2 of 110 comments (clear)

  1. FC4 still runs too many services... by rklrkl · · Score: 5, Insightful
    Fedora Core 4 still runs too many services that are not required, particularly in a PC desktop environment (e.g. software RAID monitor, at daemon, PCMCIA support, ACPI, cpuspeed), but they can be turned off fairly easily.

    Ironically, the one disappointing feature of FC4 is that the DVD distro has actually been *cut down* compared to FC3's DVD - many packages (some of which are wildly popular like abiword, xmms or tuxracer) have been surprisingly moved off of even the DVD and shunted into Fedora Extras as an optional download instead. I think this was a knee-jerk response to people complaining that FC3 took up 4 CD's - fair enough, but why not keep the "bloat" for the FC4 DVD then and leave those packages off the CD version?

    BTW, it always pays to wait a few weeks for initial bugs to be ironed out in Fedora releases - FC4's Firefox couldn't use the Sun Java plug-in with SELinux enabled until they released a policy patch to sort this out for instance. Mind you, I think the Anaconda installer should optionally allow you to download updates before it completes its installation - SuSE's YaST does, so why not not Anaconda?

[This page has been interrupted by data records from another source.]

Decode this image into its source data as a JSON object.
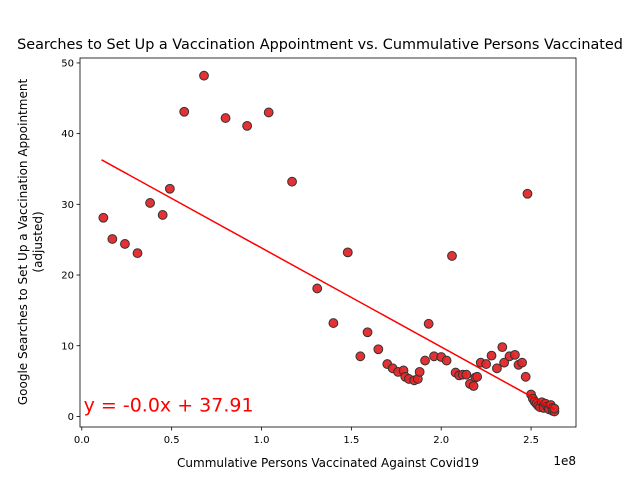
{
  "chart_data": {
    "type": "scatter",
    "title": "Searches to Set Up a Vaccination Appointment vs. Cummulative Persons Vaccinated",
    "xlabel": "Cummulative Persons Vaccinated Against Covid19",
    "ylabel_line1": "Google Searches to Set Up a Vaccination Appointment",
    "ylabel_line2": "(adjusted)",
    "x_scale_label": "1e8",
    "xlim": [
      -0.01,
      2.75
    ],
    "ylim": [
      -1.5,
      50.7
    ],
    "x_ticks": [
      0,
      0.5,
      1.0,
      1.5,
      2.0,
      2.5
    ],
    "x_tick_labels": [
      "0.0",
      "0.5",
      "1.0",
      "1.5",
      "2.0",
      "2.5"
    ],
    "y_ticks": [
      0,
      10,
      20,
      30,
      40,
      50
    ],
    "y_tick_labels": [
      "0",
      "10",
      "20",
      "30",
      "40",
      "50"
    ],
    "grid": false,
    "marker_color": "#e32628",
    "marker_edge": "#333333",
    "line_color": "#ff0000",
    "regression": {
      "equation": "y = -0.0x + 37.91",
      "x_start": 0.11,
      "y_start": 36.3,
      "x_end": 2.63,
      "y_end": 1.0,
      "label_x": 0.01,
      "label_y": 1.0
    },
    "points": [
      [
        0.12,
        28.1
      ],
      [
        0.17,
        25.1
      ],
      [
        0.24,
        24.4
      ],
      [
        0.31,
        23.1
      ],
      [
        0.38,
        30.2
      ],
      [
        0.45,
        28.5
      ],
      [
        0.49,
        32.2
      ],
      [
        0.57,
        43.1
      ],
      [
        0.68,
        48.2
      ],
      [
        0.8,
        42.2
      ],
      [
        0.92,
        41.1
      ],
      [
        1.04,
        43.0
      ],
      [
        1.17,
        33.2
      ],
      [
        1.31,
        18.1
      ],
      [
        1.4,
        13.2
      ],
      [
        1.48,
        23.2
      ],
      [
        1.55,
        8.5
      ],
      [
        1.59,
        11.9
      ],
      [
        1.65,
        9.5
      ],
      [
        1.7,
        7.4
      ],
      [
        1.73,
        6.8
      ],
      [
        1.76,
        6.3
      ],
      [
        1.79,
        6.5
      ],
      [
        1.8,
        5.6
      ],
      [
        1.82,
        5.3
      ],
      [
        1.85,
        5.1
      ],
      [
        1.87,
        5.3
      ],
      [
        1.88,
        6.3
      ],
      [
        1.91,
        7.9
      ],
      [
        1.93,
        13.1
      ],
      [
        1.96,
        8.5
      ],
      [
        2.0,
        8.4
      ],
      [
        2.03,
        7.9
      ],
      [
        2.06,
        22.7
      ],
      [
        2.08,
        6.2
      ],
      [
        2.1,
        5.8
      ],
      [
        2.12,
        5.9
      ],
      [
        2.14,
        5.9
      ],
      [
        2.16,
        4.6
      ],
      [
        2.18,
        4.3
      ],
      [
        2.19,
        5.5
      ],
      [
        2.2,
        5.6
      ],
      [
        2.22,
        7.6
      ],
      [
        2.25,
        7.4
      ],
      [
        2.28,
        8.6
      ],
      [
        2.31,
        6.8
      ],
      [
        2.34,
        9.8
      ],
      [
        2.35,
        7.6
      ],
      [
        2.38,
        8.5
      ],
      [
        2.41,
        8.7
      ],
      [
        2.43,
        7.3
      ],
      [
        2.45,
        7.6
      ],
      [
        2.47,
        5.6
      ],
      [
        2.48,
        31.5
      ],
      [
        2.5,
        3.1
      ],
      [
        2.51,
        2.5
      ],
      [
        2.52,
        2.1
      ],
      [
        2.53,
        1.8
      ],
      [
        2.54,
        1.5
      ],
      [
        2.55,
        1.3
      ],
      [
        2.56,
        2.0
      ],
      [
        2.57,
        1.6
      ],
      [
        2.57,
        1.2
      ],
      [
        2.58,
        1.8
      ],
      [
        2.59,
        1.4
      ],
      [
        2.6,
        1.3
      ],
      [
        2.6,
        1.0
      ],
      [
        2.61,
        1.6
      ],
      [
        2.62,
        1.2
      ],
      [
        2.62,
        0.8
      ],
      [
        2.63,
        0.7
      ],
      [
        2.63,
        1.1
      ]
    ]
  }
}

    1. Re:FC4 still runs too many services... by J.Y.Kelly · · Score: 5, Informative

      The cutting down of the core distribution was an intentional decision and is arguably a good rather than a bad thing. It arose from the (eventual) appearance of Fedora extras which is the community maintanined set of packages for fedora. This marks a passing of control from Redhat to the community and pushes Fedora towards being the community oriented distribution it was promised to be. You can expect that the core FC5 distribution will be even smaller than FC4 with more packages moved to Extras. What was bad about the FC4 release is that Extras has yet to be tied in to the installer, which means that the installing or upgrading of these packages must be done post install. One of the goals for FC5 is to have Extras available at install time.